Quelques stations de télévision étrangères sont installées devant le tribunal de district de Zurich à la Badenerstrasse, bâtiment qui abrite également la prison de district de la ville. Mais rien n’indique que Roman Polanski se trouve bien là.

«Pour garantir l’ordre et la sécurité de l’exploitation, nous ne pouvons pas dire où est incarcéré Roman Polanski», explique Rebecca de Silva, porte-parole de l’Office zurichois d’exécution des peines. Entre Berne et Zurich, on se renvoie la balle sur les conditions de détention du régisseur. Seule certitude, Roman Polanski bénéficie des standards minimums garantis par les autorités zurichoises: une heure de promenade par jour, une heure de visite par semaine réservée à son épouse. Il pourrait même, mais il n’y est pas obligé, travailler pendant six heures par jour au maximum, coller des enveloppes ou des boîtes en carton par exemple, précise encore Rebecca de Silva.

Le Tages-Anzeiger, sur son site internet, prend un malin plaisir à semer le doute. Neuf prisons sur le territoire du canton peuvent en théorie accueillir l’hôte illustre. Les journalistes étrangers attendent probablement devant le faux bâtiment, car il y a de fortes chances que l’on ait emmené la star dans une petite prison en dehors de la ville. Une thèse confirmée par la discrétion avec laquelle la femme du régisseur, l’actrice Emmanuelle Seigner, a pu lui rendre visite lundi. Même le Blick n’est pas arrivé à la surprendre, et a publié d’elle une photo prise à son retour à Paris.

Un maître du barreau

Les médias étrangers ont aussi fait le pied de grue quelques rues plus loin devant le cabinet de Lorenz Erni, l’avocat suisse de Roman Polanski.
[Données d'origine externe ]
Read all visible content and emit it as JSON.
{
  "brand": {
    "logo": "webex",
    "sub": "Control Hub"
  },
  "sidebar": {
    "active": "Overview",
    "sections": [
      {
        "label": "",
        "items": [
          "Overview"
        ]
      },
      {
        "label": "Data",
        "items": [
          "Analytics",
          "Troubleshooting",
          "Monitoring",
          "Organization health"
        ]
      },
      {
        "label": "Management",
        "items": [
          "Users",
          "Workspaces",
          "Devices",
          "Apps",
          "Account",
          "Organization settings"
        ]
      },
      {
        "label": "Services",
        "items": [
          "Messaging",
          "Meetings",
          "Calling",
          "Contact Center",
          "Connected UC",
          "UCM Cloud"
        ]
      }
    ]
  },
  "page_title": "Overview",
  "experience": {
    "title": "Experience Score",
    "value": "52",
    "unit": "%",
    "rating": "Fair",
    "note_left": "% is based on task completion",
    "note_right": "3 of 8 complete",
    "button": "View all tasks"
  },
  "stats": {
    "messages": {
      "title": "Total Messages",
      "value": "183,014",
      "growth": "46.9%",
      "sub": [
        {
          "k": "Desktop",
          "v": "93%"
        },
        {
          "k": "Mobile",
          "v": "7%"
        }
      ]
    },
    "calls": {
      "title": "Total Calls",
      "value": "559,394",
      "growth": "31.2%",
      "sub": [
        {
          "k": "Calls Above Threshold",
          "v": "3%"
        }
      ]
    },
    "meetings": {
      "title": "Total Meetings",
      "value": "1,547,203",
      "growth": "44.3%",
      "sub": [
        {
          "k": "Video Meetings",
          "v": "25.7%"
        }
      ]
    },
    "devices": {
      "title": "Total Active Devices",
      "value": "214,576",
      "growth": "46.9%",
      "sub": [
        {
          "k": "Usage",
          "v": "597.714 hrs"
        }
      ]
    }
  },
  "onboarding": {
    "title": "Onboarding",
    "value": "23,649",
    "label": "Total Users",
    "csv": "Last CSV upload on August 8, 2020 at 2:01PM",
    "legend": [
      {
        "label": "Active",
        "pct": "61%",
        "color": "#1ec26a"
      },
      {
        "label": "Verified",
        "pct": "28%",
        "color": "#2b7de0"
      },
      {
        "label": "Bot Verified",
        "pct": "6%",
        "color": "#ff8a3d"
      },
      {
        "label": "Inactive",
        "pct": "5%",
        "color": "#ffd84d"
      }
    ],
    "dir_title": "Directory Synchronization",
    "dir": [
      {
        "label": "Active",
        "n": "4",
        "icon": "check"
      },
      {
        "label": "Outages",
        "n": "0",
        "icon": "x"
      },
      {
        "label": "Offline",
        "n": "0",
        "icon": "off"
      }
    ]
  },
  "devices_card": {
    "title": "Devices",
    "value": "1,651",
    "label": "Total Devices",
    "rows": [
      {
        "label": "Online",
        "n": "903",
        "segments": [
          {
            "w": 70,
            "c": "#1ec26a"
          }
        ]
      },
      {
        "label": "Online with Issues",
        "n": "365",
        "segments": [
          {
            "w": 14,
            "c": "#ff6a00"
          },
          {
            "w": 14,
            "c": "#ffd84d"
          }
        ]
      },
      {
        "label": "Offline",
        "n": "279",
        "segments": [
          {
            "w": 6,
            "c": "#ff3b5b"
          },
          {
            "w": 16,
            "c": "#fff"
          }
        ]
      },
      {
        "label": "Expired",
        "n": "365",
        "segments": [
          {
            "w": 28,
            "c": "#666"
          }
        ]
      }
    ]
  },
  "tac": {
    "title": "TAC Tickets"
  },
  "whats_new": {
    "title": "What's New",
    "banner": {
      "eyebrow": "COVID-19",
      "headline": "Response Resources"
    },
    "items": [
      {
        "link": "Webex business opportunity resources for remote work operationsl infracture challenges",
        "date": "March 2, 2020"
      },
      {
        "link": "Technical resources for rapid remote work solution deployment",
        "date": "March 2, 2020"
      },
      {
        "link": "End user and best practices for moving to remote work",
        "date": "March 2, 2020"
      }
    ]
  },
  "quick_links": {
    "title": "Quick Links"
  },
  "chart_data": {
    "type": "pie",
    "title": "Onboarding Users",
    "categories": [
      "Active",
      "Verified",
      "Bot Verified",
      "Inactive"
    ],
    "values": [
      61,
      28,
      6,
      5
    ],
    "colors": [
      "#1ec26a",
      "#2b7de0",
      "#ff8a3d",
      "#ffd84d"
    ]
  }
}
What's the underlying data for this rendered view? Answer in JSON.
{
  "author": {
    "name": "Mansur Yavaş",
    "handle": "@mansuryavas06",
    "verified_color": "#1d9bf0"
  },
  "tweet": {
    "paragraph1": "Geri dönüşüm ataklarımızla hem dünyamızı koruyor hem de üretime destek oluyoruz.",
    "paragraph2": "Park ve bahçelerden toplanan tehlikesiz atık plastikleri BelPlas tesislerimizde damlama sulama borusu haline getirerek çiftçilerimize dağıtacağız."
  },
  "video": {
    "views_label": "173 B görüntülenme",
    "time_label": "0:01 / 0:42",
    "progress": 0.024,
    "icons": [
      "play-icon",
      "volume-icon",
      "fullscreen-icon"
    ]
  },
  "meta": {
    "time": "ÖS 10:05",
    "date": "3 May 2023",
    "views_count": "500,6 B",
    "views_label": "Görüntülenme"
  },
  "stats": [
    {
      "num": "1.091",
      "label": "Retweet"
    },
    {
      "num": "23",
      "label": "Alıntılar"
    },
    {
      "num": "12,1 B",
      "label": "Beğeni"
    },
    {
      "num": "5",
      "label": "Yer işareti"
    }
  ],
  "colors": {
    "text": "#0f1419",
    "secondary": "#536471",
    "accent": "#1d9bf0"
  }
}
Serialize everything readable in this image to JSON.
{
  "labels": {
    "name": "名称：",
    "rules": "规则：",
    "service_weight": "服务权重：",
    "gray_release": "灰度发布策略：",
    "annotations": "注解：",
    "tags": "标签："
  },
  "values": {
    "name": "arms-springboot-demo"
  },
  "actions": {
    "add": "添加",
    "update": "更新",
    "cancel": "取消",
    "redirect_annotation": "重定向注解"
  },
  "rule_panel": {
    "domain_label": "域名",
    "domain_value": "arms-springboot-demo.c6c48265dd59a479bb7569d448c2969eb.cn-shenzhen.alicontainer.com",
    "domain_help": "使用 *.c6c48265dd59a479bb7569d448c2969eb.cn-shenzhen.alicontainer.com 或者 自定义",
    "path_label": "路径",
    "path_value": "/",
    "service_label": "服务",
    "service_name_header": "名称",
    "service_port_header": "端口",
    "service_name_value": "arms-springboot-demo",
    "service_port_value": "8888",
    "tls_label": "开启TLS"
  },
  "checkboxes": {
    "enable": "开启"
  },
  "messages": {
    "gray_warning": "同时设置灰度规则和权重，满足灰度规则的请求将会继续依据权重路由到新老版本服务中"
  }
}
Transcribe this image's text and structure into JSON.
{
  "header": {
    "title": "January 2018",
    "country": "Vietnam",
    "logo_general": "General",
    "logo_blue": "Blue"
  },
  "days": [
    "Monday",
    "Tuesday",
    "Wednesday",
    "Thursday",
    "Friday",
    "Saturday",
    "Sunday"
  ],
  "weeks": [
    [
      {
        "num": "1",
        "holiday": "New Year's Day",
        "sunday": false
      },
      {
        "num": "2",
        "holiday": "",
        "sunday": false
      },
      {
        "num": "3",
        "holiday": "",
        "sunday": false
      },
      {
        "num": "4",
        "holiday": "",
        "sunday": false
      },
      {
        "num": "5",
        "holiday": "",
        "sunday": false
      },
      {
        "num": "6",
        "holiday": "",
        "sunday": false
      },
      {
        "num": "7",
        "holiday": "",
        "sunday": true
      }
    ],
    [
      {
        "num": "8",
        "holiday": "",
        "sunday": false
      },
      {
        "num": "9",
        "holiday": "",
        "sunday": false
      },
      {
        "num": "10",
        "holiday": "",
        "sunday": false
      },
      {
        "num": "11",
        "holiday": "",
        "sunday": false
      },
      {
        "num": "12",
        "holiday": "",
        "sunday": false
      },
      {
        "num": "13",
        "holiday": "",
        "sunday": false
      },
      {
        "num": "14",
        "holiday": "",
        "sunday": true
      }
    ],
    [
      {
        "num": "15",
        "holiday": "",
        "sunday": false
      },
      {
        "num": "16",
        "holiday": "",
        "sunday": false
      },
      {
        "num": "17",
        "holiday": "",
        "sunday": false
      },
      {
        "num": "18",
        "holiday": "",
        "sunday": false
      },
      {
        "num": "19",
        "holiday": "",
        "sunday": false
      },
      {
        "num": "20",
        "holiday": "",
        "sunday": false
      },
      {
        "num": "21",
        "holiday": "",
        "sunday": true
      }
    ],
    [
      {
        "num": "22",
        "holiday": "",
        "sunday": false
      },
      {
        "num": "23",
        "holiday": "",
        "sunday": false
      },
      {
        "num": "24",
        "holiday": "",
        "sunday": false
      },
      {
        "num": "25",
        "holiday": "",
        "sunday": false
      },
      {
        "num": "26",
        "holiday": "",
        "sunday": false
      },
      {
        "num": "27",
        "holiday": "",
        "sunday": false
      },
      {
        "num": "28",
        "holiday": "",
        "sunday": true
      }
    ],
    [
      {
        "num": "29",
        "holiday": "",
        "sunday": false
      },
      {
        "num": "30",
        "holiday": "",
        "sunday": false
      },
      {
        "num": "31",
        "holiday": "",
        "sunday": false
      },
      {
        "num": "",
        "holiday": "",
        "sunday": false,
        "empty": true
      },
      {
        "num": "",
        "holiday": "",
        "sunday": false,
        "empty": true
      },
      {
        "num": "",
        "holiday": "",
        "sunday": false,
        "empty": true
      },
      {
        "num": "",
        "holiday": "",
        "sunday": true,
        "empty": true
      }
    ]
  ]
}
Ce maître du barreau a notamment défendu l’ancien patron de Swissair Philippe Bruggisser, le financier Martin Ebner lorsqu’il a été accusé de délit d’initiés ou encore le banquier privé Oskar Holenweger, dans l’affaire qui l’a opposé à l’ancien procureur de la Confédération Valentin Roschacher.

Assignation à résidence?

Roman Polanski espère bien ne pas s’éterniser. Il demande, a précisé son avocat parisien, Hervé Temime, à être assigné à résidence dans son chalet de Gstaad. Si l’on s’en tient, toutefois, à la lettre de la loi, ses chances sont minces. «Le principe, explique l’ancien procureur genevois et ancien juge au Tribunal pénal fédéral (TPF) Bernard Bertossa, est que l’Etat requis, en l’espèce la Suisse, doit assurer l’extradition. Et le plus souvent, la détention du suspect est le seul moyen d’obtenir cette assurance.» Un suspect qui, en général, se retrouve en détention extraditionnelle parce qu’il a fui la justice de son pays…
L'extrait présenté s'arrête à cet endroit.